China’s annual consumer rights day TV show took aim at online food delivery apps, faked online sales and dodgy false teeth when it aired late on Tuesday, but the much-hyped program unusually failed to snag any major international firms.

The show, similar to the CBS network’s “60 Minutes” in the United States, has previously aimed barbs at companies from Apple Inc to Volkswagen AG (VOWG_p.DE), and can leave global corporations and their press teams scrambling to respond to allegations after seeing their companies named and shamed.

But in an unusually low-key outing, the show’s highest-profile target was food delivery app Ele.me, which it alleged allowed restaurants on its platform which were unlicensed and which used faked images of their outlets.

Ele.me, which has investment from firms such as Tencent Holdings Ltd and JD.com Inc, said in a statement on its official microblog it took the issue seriously and had removed the offending restaurants from its platform.

The annual “3.15” investigative special on China Central Television (CCTV) also targeted the practice of “brushing” – creating fake online sales to improve a vendor’s standing.

Alibaba Group Holding Ltd, China’s top ecommerce firm, previously pledged to crack down on the practice.

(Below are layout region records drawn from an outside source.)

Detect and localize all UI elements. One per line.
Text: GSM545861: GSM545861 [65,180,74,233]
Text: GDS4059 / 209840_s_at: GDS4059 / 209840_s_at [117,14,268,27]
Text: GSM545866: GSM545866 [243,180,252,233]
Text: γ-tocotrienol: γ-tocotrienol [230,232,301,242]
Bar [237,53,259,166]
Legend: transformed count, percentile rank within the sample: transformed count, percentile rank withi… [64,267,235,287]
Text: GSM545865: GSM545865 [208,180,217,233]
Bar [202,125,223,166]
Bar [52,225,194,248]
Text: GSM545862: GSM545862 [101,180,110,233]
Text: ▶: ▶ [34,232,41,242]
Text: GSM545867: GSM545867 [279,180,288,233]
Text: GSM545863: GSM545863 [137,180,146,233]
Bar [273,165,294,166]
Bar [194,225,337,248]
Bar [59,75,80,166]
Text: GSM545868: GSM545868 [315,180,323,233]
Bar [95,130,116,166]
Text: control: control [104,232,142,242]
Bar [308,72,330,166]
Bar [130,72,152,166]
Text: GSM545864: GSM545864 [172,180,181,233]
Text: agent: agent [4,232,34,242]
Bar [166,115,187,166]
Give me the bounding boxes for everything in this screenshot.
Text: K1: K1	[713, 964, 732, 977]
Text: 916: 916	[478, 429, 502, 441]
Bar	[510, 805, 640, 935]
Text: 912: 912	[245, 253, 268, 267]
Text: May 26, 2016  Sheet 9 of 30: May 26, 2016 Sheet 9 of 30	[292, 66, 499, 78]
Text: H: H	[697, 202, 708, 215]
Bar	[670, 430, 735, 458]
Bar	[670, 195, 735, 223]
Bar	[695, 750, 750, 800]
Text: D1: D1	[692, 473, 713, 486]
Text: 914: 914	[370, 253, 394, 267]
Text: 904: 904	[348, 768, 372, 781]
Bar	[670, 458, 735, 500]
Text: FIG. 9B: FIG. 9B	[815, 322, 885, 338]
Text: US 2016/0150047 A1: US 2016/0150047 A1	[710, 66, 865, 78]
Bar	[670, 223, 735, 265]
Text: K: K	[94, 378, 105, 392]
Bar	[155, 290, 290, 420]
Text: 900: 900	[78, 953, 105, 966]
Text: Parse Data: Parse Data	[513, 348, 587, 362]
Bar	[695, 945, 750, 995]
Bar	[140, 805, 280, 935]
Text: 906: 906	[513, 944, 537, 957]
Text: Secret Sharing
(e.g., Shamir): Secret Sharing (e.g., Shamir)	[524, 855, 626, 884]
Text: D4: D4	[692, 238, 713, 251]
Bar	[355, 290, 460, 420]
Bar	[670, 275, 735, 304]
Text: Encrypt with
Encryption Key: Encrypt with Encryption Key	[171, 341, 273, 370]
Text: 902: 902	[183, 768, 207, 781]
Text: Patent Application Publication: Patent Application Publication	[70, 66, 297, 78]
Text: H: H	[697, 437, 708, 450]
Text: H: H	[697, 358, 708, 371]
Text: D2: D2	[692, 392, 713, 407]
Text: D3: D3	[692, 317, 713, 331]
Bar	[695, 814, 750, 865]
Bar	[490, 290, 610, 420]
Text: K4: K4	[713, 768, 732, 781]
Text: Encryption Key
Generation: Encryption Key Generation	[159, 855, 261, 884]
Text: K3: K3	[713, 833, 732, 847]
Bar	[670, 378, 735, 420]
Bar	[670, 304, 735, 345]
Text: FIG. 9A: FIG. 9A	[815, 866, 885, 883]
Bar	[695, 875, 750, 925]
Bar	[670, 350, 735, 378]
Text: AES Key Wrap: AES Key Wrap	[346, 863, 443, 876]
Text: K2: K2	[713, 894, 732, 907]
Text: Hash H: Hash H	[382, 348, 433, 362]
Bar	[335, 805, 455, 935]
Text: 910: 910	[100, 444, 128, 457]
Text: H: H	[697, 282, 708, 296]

Being named and shamed can hit a firm’s reputation and sales hard: iPhone maker Apple was forced into a rare apology in 2013 after criticism on the show of its after-sales service.

The show – a mix of on-stage theatrics, speeches and under-cover reports – last year singled out Volkswagen, Nissan Motor Co and Daimler AG’s Mercedes Benz, accusing them of selling spare parts and services customers didn’t need.

The CCTV program has, however, been losing some of its bite, with some viewers jumping to defend targeted companies and younger audiences simply switching channel.

A Reuters analysis of posts on China’s popular Sina Weibo microblog mentioning “315”, the common name for the show referring to the date of World Consumer Rights Day, shows a big drop in online chatter about the program since 2014.

Being caught can still sting, though, said James Feldkamp, CEO of China-based consumer products testing group MingJian.

“This is still the high-water mark of the annual consumer calendar, it’s still the biggest show and it’s still watched by hundreds of millions of households around China,” he said.